The fact is that we're able to build all sorts of crazy ideas on a single verse in isolation. Every cult does exactly that. Regardless of what position you take on any number of questions, you're going to be able to find a "problem verse." And they're not always ripped from context, either. There are any number of difficult verses for every single person who sincerely tries to understand the Word of God.
So on the one hand, each verse is God's own words, and it outweighs all our own thoughts. On other hand, each verse is part of the whole counsel of God, and wasn't ever meant to stand all alone.
OK, that's a reasonably coherent thought.
One of my concerns with the Reformed crowd (of which Douglas Wilson is certainly part) is that when they use the term "systematic theology" they don't mean only "all of Scripture." In my experience, they have in view things like the Westminster Confession, the Creeds, and their vast libraries of theological books. (And don't let's think for a minute that "we" don't do exactly the same thing. We might not have as long a history, but we certainly seem to elevate our books and libraries. J. N. Darby's writings aren't as universally accepted as they once were, but plenty of others' have taken their place.)
So if we warm up our old metaphor of "a ditch on both sides of the road," we might see on the one side the error of snatching a verse from its context, with no regard to the whole counsel of God, and using it to prop up some error or another. Cults seem really good at doing that, but pretty much every Christian I've ever met has fallen into some sort of error along those lines at one point or another.

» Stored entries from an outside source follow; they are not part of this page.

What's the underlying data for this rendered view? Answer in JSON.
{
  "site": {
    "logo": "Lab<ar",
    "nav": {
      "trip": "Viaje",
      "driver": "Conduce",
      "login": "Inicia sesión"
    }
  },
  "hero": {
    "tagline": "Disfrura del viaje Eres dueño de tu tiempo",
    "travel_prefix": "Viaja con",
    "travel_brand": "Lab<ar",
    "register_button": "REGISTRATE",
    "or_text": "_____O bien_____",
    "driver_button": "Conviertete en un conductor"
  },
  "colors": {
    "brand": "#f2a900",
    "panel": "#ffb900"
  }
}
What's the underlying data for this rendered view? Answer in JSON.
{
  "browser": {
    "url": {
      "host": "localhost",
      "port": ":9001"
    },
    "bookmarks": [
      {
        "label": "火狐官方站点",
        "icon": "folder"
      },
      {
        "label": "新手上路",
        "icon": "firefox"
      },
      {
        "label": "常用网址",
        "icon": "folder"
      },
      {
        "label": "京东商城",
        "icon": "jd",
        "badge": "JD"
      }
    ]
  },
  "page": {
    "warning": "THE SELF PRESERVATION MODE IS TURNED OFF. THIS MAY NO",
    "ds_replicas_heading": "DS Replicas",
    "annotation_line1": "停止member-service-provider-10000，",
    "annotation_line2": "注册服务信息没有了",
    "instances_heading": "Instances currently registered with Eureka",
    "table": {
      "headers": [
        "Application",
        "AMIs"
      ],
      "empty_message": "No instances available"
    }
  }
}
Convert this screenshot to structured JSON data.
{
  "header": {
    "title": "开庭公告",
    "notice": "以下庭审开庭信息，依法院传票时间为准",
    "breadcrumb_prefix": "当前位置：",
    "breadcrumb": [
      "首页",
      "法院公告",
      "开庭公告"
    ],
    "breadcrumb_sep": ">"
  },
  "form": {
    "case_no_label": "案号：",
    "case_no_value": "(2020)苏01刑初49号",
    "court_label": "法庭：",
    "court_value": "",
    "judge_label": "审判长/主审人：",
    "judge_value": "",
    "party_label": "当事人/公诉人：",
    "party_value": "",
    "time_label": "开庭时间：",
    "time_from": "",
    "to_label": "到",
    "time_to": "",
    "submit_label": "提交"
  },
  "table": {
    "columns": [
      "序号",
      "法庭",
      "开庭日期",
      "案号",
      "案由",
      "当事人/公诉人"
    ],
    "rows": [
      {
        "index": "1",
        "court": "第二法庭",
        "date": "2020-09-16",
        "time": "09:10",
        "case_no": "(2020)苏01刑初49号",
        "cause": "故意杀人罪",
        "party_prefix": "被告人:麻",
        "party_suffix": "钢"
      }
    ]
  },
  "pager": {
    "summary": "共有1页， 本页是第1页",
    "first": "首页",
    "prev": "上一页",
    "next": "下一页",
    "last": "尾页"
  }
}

The ditch on the other side of the road might be mistaking our theologies for the whole counsel of God. We might not be as formal about it as our Reformed friends, but we all have some sort of systemic theology, even if it's just a rough outline in the backs of our minds about what Scripture teaches. The question is, do we mistake that for the whole counsel of God?
I'm pretty sure I've said this before, but at some point I became very surprised by what Scripture doesn't say. There were all sorts of things I had believed to be "absolutely true" that proved to be not Scripture, but someone's understanding of it. Those things might not have been "traditions" in as formal a sense as the Roman Catholic church has "traditions," but they were traditions nevertheless.
The Lord Jesus told the Sadducees, "Ye err, not knowing the scriptures nor the power of God" (Matthew 22:29). He told the Pharisees, "ye have made void the commandment of God on account of your traditional teaching" (Matthew 15:6).
So maybe the ditch on the other side of the road is something like allowing our traditions as much weight as the words God has spoken. Do we do that? Have we made void the words of God on account of our traditions? Those aren't Scripture – we know that, right?
Many years ago I was reading an article from a "brethren" teacher of some renown, rebutting some particular teaching. I was struck as I read it that his argument had basically nothing to do with the verses he cited. I mean, they sounded good at first glance, but when I actually looked up the references, they didn't at all say what he had been making them out to say. As far as I could tell, this man was so invested in his tradition, he was looking for any verse sounding more-or-less similar and calling it scriptural support. Only... it wasn't.
So those are my only slightly coherent thoughts triggered by Douglas Wilson's interview. The interview itself is probably worth a listen, I honestly can't remember a lot of it. I was so absorbed in his tangential comments about "the verse right in front of you" that I remember basically nothing else.